Behaviour-bearing warnings emitted by the running service. Each entry lists the log event, the removal trigger, and the replacement contract.
| event | emitted when | removal trigger | replacement |
|---|---|---|---|
promote.legacy_bare |
POST /api/site/{site}/promote with empty / zero-valued body |
one release after first appearance — flip the empty-body branch to 400 Bad Request in the sprint following the release that ships the warn |
{"deployId": "<id>"} (direct-write) and/or {"expectedCurrent": "<id>"} (CAS) |
Telemetry consumers can grep event=promote.legacy_bare in the artemis access log to find remaining callers before the flip.
If v0.3.x is current but v0.2.x is still pinned in some downstream deployment and needs a fix:
git checkout -b release/v0.2.x v0.2.0- Cherry-pick the fix commit.
git tag -a v0.2.1 -m "v0.2.1 — <hotfix summary>"- Push branch + tag. Open a PR to merge
release/v0.2.xback intomain(so the fix also lands forward).

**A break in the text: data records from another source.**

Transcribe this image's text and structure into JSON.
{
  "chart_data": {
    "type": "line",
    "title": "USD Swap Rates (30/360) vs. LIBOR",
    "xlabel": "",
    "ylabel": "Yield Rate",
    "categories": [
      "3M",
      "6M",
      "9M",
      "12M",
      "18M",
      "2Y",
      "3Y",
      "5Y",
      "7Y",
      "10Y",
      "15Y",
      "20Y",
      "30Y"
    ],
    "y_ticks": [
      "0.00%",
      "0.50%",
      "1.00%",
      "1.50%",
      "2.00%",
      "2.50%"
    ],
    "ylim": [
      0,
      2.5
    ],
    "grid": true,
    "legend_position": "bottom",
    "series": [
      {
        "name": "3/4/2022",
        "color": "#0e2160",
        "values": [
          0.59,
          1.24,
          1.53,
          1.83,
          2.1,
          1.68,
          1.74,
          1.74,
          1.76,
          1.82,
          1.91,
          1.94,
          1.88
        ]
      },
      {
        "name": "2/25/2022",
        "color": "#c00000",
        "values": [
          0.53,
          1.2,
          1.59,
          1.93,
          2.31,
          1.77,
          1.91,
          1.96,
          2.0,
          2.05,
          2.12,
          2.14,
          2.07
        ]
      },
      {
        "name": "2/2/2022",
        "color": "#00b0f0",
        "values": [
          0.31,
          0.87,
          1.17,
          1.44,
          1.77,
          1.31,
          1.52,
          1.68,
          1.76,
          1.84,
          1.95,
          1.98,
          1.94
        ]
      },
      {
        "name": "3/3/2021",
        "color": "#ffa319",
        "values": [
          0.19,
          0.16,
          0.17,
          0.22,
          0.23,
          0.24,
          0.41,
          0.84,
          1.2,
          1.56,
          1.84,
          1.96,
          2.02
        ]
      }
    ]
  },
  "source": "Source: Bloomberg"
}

git-cliff(Rust): reads Conventional Commits, emitsCHANGELOG.md. Install viabrew install git-cliff(macOS) orcargo install git-cliff. Config:cliff.tomlat repo root.- No Node toolchain is required.
release-pleasewas evaluated and rejected to keep this Go service free of JS dev-deps.
- Operators map deployed releases back to changelog entries via the semver portion of
image.tag. Even though@sha256:<digest>is the load-bearing pin, theX.Y.Zsemver prefix (nov, per OCI tag convention) gives agrep-able human anchor that survives future tag-format migrations. Git tags carry thev(v0.2.0); registry tags do not (0.2.0) — intentional, consistent with docker/metadata-action defaults. - Tags are local-cheap, push-discoverable. CI builds run only on
v*tag push, so a typo in step 2 is a soft failure (the tag can be deleted before step 4). MINOR-may-breakpre-1.0 is preserved in this file (not just incliff.tomlcomments) because operators readingCHANGELOG.mdneed to see the caveat without diving into the tooling config.